Of course I’m biased, but I’ve got a teen who chatters about her wonderful stepmother quite openly with me, so I think she’s pretty genuine about it all.

StorageIngredients · 21/09/2021 11:10

I'm fairly recently bereaved and nowhere near to wanting to date so maybe I'm not qualified to speak yet, but my DC are adults and I can't imagine any kind if cohabiting arrangement.

I'd like to think there might be a partner, shared holidays etc in the future but I don't know why you'd live with someone or combine finances (which living together must do to some extent) once the shared childcare years are gone, if you have children.

BeatrixNotter · 21/09/2021 11:17

My exh did a similar thing - we were already split up but living in the same house, so not cheating, but had a women turning up at all hours and banging on the windows etc.

Ridiculous isn't it. I would never make such a show of myself by turning up anywhere that there are children, and causing a scene with anti-social behaviour.
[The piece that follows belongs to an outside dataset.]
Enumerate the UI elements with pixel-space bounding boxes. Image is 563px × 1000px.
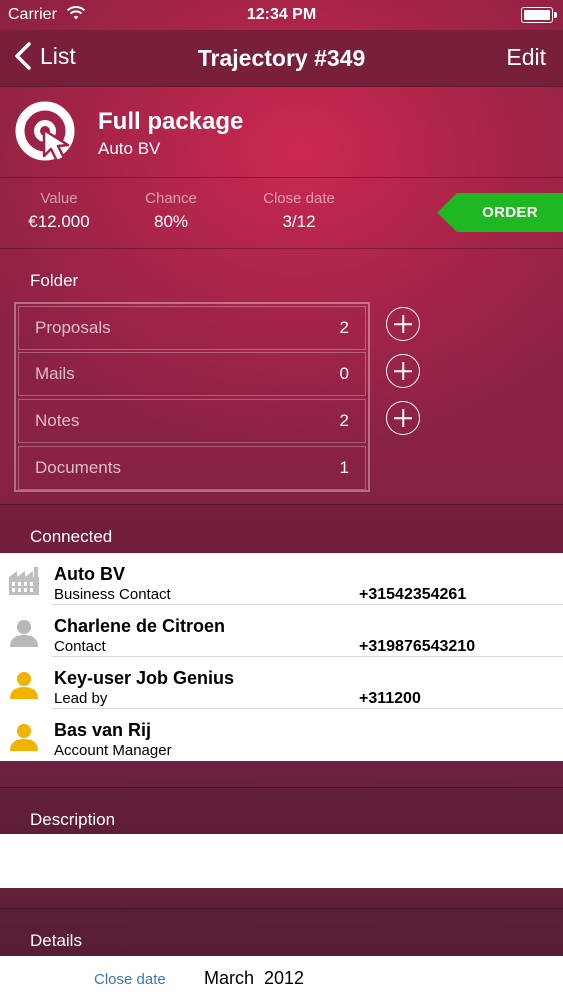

He actively introduced my children to this woman when they were having an affair and took them to her house. A little baby of 6 months old and a disabled toddler. If he did end up in a relationship with her would I hell be allowing him to have her as part of contact. He would have to take me to court.

I'm very sorry for your loss, Storage Flowers

OP posts:
Noshowlomo · 21/09/2021 11:19

Hell yeah. And my DH is a lovely lovely man so I know they’re out there but if we split for any reason then I’d be single forever. It sounds quite nice actually 🙈

Cocomarine · 21/09/2021 11:32

I’m sorry for your loss, @StorageIngredients
My second husband is a widower and we have no shared children. He’s also a snorer, so frankly I often wish we didn’t live together! But we wanted to live together because we wanted to easily see each other every day, and fully combine our lives. When you first married your husband, did you do it only in anticipation of having children?
Incidentally, we have no combined finances. Suits us and works fine.

CatJumperTwat · 21/09/2021 11:36

One thing to note is that the parents of children in 'blended' families often say it works fine and the children are very happy. The children in these families usually say the opposite, but they don't want to upset their parent. Most children don't want unrelated people moving in their home, especially other kids.